If you’ve ever consumed 100 cigarettes in your lifetime, you too can get vaccinated, according to the North Carolina Department of Health and Human Services. As part of Group 4, if you are a smoker (current or former), you’ll be able to schedule an appointment for a COVID-19 vaccine beginning on March 24.
The group is also composed of anyone 16-64 years old who’re high risk or increased risk of severe illness. Among those will be people with higher-risk medical conditions, including intellectual and developmental disabilities such as dementia. People experiencing homelessness, and those incarcerated who have not been vaccinated are also included in Group 4.
This week, the FDA authorized the distribution of Johnson & Johnson’s single shot vaccine, and more than 80,000 doses are expected to arrive in North Carolina beginning today.
“A third COVID-19 vaccine means North Carolina can get more people vaccinated sooner, which will save lives and slow the spread,” said North Carolina Department of Health and Human Services Secretary Dr. Mandy K. Cohen.
This comes a day after President Biden announced there will be enough supply for the entire adult population in the US to be vaccinated by the end of May.
Johnson & Johnson announced they will partner with Merck to expand the production of vaccines. The U.S. Department of Health and Human Services says J&J will now deliver “at or near” 100 million doses by the end of May, compared to the previous case, which was 100 million doses by the end of June.

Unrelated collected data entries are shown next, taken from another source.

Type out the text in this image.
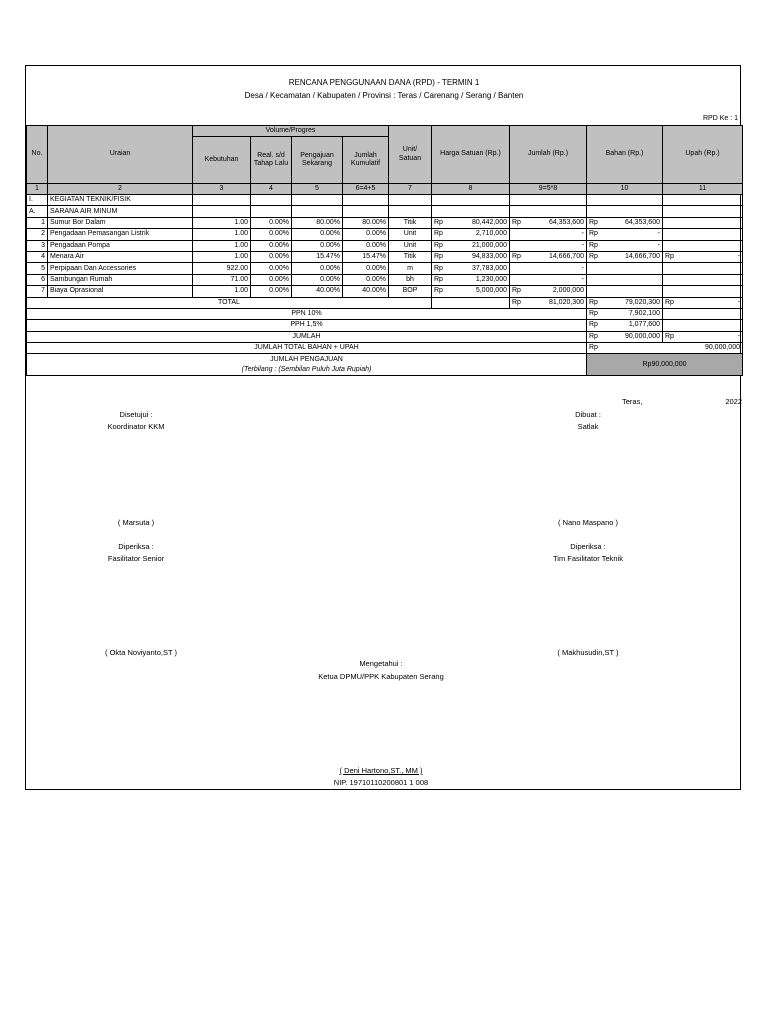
RENCANA PENGGUNAAN DANA (RPD) - TERMIN 1
Desa / Kecamatan / Kabupaten / Provinsi : Teras / Carenang / Serang / Banten
RPD Ke : 1
No.	Uraian	Volume/Progres				Unit/ Satuan	Harga Satuan (Rp.)	Jumlah (Rp.)	Bahan (Rp.)	Upah (Rp.)
		Kebutuhan	Real. s/d Tahap Lalu	Pengajuan Sekarang	Jumlah Kumulatif					
1	2	3	4	5	6=4+5	7	8	9=5*8	10	11
I.	KEGIATAN TEKNIK/FISIK									
A.	SARANA AIR MINUM									
1	Sumur Bor Dalam	1.00	0.00%	80.00%	80.00%	Titik	Rp 80,442,000	Rp 64,353,600	Rp 64,353,600	

2	Pengadaan Pemasangan Listrik	1.00	0.00%	0.00%	0.00%	Unit	Rp 2,710,000	-	Rp -	

3	Pengadaan Pompa	1.00	0.00%	0.00%	0.00%	Unit	Rp 21,000,000	-	Rp -	

4	Menara Air	1.00	0.00%	15.47%	15.47%	Titik	Rp 94,833,000	Rp 14,666,700	Rp 14,666,700	Rp -

5	Perpipaan Dan Accessories	922.00	0.00%	0.00%	0.00%	m	Rp 37,783,000	-		
6	Sambungan Rumah	71.00	0.00%	0.00%	0.00%	bh	Rp 1,230,000	-		
7	Biaya Oprasional	1.00	0.00%	40.00%	40.00%	BOP	Rp 5,000,000	Rp 2,000,000		

TOTAL								Rp 81,020,300	Rp 79,020,300	Rp -

PPN 10%									Rp 7,902,100	

PPH 1,5%									Rp 1,077,600	

JUMLAH									Rp 90,000,000	Rp -

JUMLAH TOTAL BAHAN + UPAH									Rp 90,000,000	

JUMLAH PENGAJUAN									Rp90,000,000	
(Terbilang : (Sembilan Puluh Juta Rupiah)										
Teras,	2022
Disetujui :
Koordinator KKM
Dibuat :
Satlak
( Marsuta )	( Nano Maspano )
Diperiksa :
Fasilitator Senior
Diperiksa :
Tim Fasilitator Teknik
( Okta Noviyanto,ST )	( Makhusudin,ST )
Mengetahui :
Ketua DPMU/PPK Kabupaten Serang
( Deni Hartono,ST., MM )
NIP. 19710110200801 1 008
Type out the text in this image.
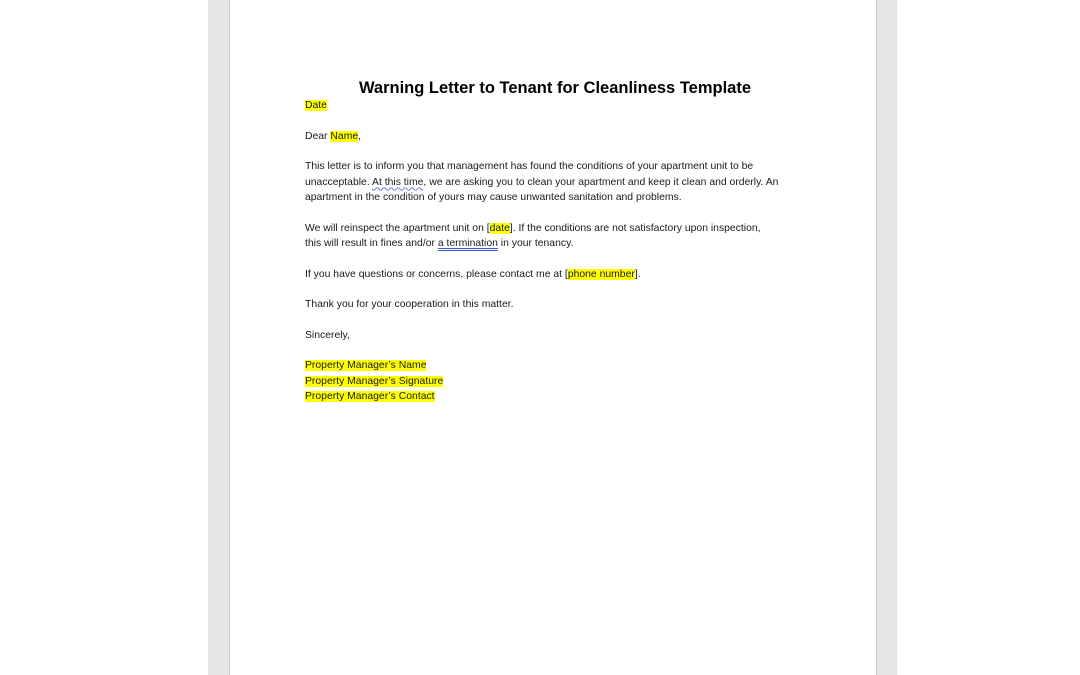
Warning Letter to Tenant for Cleanliness Template

Date

Dear Name,

This letter is to inform you that management has found the conditions of your apartment unit to be

unacceptable. At this time, we are asking you to clean your apartment and keep it clean and orderly. An

apartment in the condition of yours may cause unwanted sanitation and problems.

We will reinspect the apartment unit on [date]. If the conditions are not satisfactory upon inspection,

this will result in fines and/or a termination in your tenancy.

If you have questions or concerns, please contact me at [phone number].

Thank you for your cooperation in this matter.

Sincerely,

Property Manager’s Name

Property Manager’s Signature

Property Manager’s Contact
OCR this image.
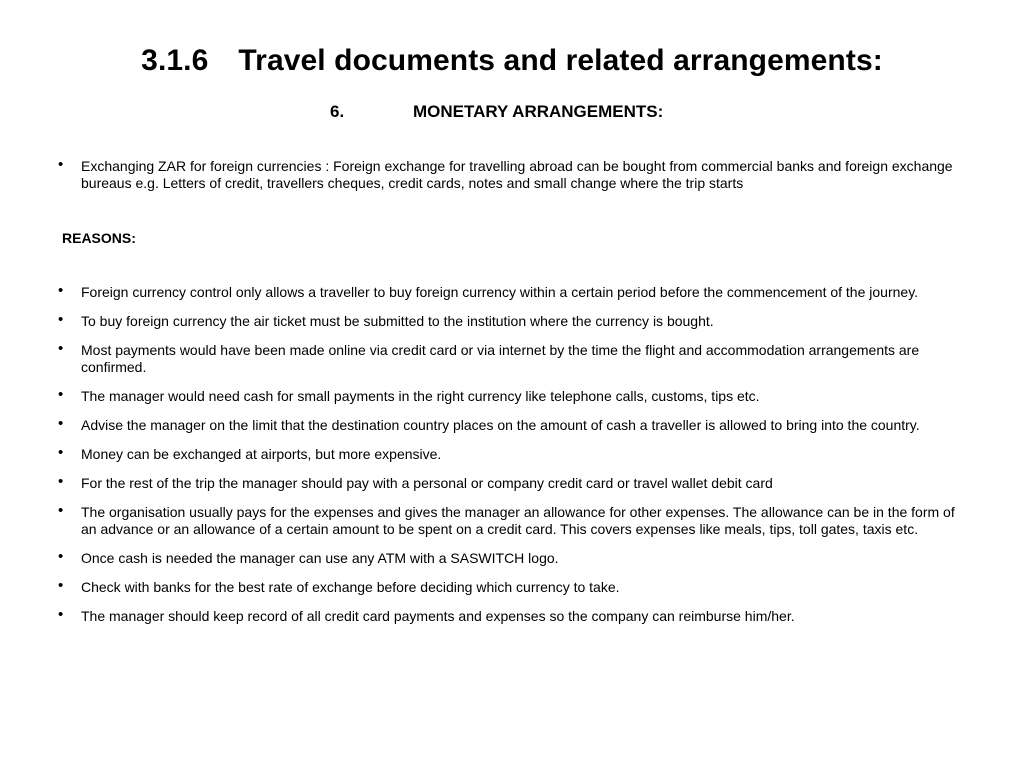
3.1.6 Travel documents and related arrangements:
6.	MONETARY ARRANGEMENTS:
• Exchanging ZAR for foreign currencies : Foreign exchange for travelling abroad can be bought from commercial banks and foreign exchange bureaus e.g. Letters of credit, travellers cheques, credit cards, notes and small change where the trip starts
REASONS:
• Foreign currency control only allows a traveller to buy foreign currency within a certain period before the commencement of the journey.
• To buy foreign currency the air ticket must be submitted to the institution where the currency is bought.
• Most payments would have been made online via credit card or via internet by the time the flight and accommodation arrangements are confirmed.
• The manager would need cash for small payments in the right currency like telephone calls, customs, tips etc.
• Advise the manager on the limit that the destination country places on the amount of cash a traveller is allowed to bring into the country.
• Money can be exchanged at airports, but more expensive.
• For the rest of the trip the manager should pay with a personal or company credit card or travel wallet debit card
• The organisation usually pays for the expenses and gives the manager an allowance for other expenses. The allowance can be in the form of an advance or an allowance of a certain amount to be spent on a credit card. This covers expenses like meals, tips, toll gates, taxis etc.
• Once cash is needed the manager can use any ATM with a SASWITCH logo.
• Check with banks for the best rate of exchange before deciding which currency to take.
• The manager should keep record of all credit card payments and expenses so the company can reimburse him/her.
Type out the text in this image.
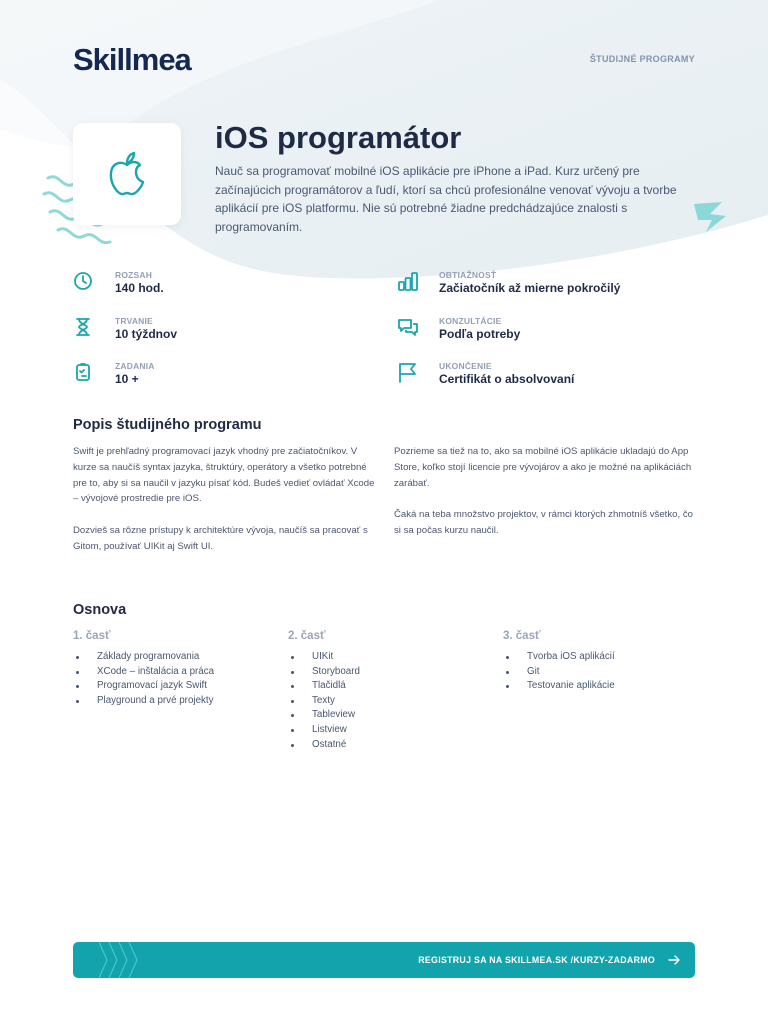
Skillmea	ŠTUDIJNÉ PROGRAMY
iOS programátor

Nauč sa programovať mobilné iOS aplikácie pre iPhone a iPad. Kurz určený pre začínajúcich programátorov a ľudí, ktorí sa chcú profesionálne venovať vývoju a tvorbe aplikácií pre iOS platformu. Nie sú potrebné žiadne predchádzajúce znalosti s programovaním.

ROZSAH
140 hod.
TRVANIE
10 týždnov
ZADANIA
10 +
OBTIAŽNOSŤ
Začiatočník až mierne pokročilý
KONZULTÁCIE
Podľa potreby
UKONČENIE
Certifikát o absolvovaní
Popis študijného programu

Swift je prehľadný programovací jazyk vhodný pre začiatočníkov. V kurze sa naučíš syntax jazyka, štruktúry, operátory a všetko potrebné pre to, aby si sa naučil v jazyku písať kód. Budeš vedieť ovládať Xcode – vývojové prostredie pre iOS.

Dozvieš sa rôzne prístupy k architektúre vývoja, naučíš sa pracovať s Gitom, používať UIKit aj Swift UI.

Pozrieme sa tiež na to, ako sa mobilné iOS aplikácie ukladajú do App Store, koľko stojí licencie pre vývojárov a ako je možné na aplikáciách zarábať.

Čaká na teba množstvo projektov, v rámci ktorých zhmotníš všetko, čo si sa počas kurzu naučil.

Osnova
1. časť
Základy programovania
XCode – inštalácia a práca
Programovací jazyk Swift
Playground a prvé projekty
2. časť
UIKit
Storyboard
Tlačidlá
Texty
Tableview
Listview
Ostatné
3. časť
Tvorba iOS aplikácií
Git
Testovanie aplikácie
REGISTRUJ SA NA SKILLMEA.SK /KURZY-ZADARMO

The President also announced that he is directing states to prioritize teachers, school staff and child care workers to receive at least one vaccine dose by the end of March.
“Let’s treat in-person learning like the essential service that it is,” Biden said.
N.C. Gov. Roy Cooper says he will continue to advocate to increase vaccine supply in the state. Since January 20, the amount of vaccines received by the state has increased by 135 percent, according to data from NCDHHS.